Este caso extinguiu a visão simplista de Money e aboliu a prática de cirurgia de mudança sexual aplicada a crianças. Considera-se, actualmente, que a parte biológica pode contribuir para identificação sexual, mas sabe-se também que as componentes psicológica e social são igualmente importantes na trilogia sexo, género e orientação sexual.

Numa altura em que a igualdade de género tem sido um tema dominante, a história de David Reimer avisa que a simplificação abusiva de temas tão complexos pode levar a resultados perversos. A igualdade de género, bem como muitas das medidas na sua promoção, nem sempre são bem explicadas e quase sempre mal compreendidas.

Um dos equívocos mais comuns é o pressuposto de igualdade absoluta, confundindo-se o princípio da não-discriminação com a imposição de empate no resultado. Considera-se que o género não influencia qualquer tipo de diferenças ou preferências, apesar das evidências diárias da vida em sociedade. A maioria dos festivaleiros de heavy metal são homens; a maioria da audiência dos espectáculos de dança são mulheres. A clientela dos hortos e floristas é sobretudo mulheres; no automobilismo são mais os homens. Na enfermagem, há muito mais mulheres; lixeiros e trolhas são quase exclusivamente homens. Mesmo entre cursos tecnológicos há diferenças: engenharia electrotécnica é tradicionalmente um curso com uma percentagem de mulheres muito inferior ao de engenharia química.

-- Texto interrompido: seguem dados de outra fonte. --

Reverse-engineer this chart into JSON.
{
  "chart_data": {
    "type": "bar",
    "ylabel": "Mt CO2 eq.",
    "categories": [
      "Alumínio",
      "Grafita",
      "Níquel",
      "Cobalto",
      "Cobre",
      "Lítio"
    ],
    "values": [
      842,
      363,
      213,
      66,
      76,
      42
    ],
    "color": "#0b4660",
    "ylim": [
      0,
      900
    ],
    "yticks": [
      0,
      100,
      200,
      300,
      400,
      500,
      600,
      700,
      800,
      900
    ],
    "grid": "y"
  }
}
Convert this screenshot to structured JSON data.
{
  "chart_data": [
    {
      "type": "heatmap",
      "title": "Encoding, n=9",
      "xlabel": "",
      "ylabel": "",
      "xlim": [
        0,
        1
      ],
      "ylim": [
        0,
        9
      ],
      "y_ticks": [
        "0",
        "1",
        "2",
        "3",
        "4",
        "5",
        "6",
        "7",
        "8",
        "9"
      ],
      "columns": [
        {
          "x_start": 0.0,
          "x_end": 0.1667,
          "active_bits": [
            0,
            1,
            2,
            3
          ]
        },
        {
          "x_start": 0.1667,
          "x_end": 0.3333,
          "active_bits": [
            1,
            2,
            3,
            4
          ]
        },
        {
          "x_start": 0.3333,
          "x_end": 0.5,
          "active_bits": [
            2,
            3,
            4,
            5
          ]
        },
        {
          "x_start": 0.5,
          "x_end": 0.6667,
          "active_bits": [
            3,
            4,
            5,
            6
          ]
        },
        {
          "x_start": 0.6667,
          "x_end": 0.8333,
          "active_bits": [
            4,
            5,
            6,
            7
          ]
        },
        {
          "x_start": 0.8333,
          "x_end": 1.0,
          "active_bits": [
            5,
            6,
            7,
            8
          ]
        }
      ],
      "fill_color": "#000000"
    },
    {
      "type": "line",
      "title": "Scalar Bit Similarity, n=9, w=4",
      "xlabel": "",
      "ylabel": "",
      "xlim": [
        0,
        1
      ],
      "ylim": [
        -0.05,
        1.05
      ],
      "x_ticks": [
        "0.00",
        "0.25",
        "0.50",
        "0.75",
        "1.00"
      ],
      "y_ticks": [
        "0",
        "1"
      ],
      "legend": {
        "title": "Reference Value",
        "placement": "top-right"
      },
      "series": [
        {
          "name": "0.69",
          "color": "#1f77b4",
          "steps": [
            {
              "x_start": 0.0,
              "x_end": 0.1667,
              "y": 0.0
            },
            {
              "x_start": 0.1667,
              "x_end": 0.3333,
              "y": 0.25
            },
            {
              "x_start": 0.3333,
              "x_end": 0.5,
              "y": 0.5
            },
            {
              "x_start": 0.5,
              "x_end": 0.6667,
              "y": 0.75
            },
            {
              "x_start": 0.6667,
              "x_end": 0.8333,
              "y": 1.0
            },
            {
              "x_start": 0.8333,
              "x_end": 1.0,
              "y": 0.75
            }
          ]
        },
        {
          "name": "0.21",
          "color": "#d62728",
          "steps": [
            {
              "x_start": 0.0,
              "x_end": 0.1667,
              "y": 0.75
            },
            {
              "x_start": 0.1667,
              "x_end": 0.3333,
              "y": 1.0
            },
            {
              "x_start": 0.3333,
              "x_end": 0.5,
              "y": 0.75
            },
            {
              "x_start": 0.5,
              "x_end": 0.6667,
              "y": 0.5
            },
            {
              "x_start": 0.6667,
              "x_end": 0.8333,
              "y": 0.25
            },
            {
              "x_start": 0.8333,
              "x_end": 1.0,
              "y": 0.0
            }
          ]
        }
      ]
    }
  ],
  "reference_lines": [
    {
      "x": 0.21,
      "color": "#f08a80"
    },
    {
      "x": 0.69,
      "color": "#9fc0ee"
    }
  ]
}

Alguns psicólogos (e.g. Jordan Petterson) defendem que estas diferenças são originadas por preferências diferentes: as mulheres seriam mais ligadas às pessoas e os homens mais aos gadgets. Isso explicaria por que, na sua maioria, os rapazes preferem carrinhos e as meninas as bonecas, e porque os cursos tecnológicos são mais preferidos por homens e os sociais ou humanidades por mulheres. Não se trata de etiquetar comportamentos ou preferências, mas simplesmente reconhecer que podem existir tendências específicas associadas ao género, eventualmente resultado de muitos séculos de evolução da espécie humana, em que o homem caçava e a mulher cuidava dos descendentes. Até meados do século passado, o trabalho era sobretudo manual e exigia força, o que terá prolongado esta cultura de divisão de tarefas.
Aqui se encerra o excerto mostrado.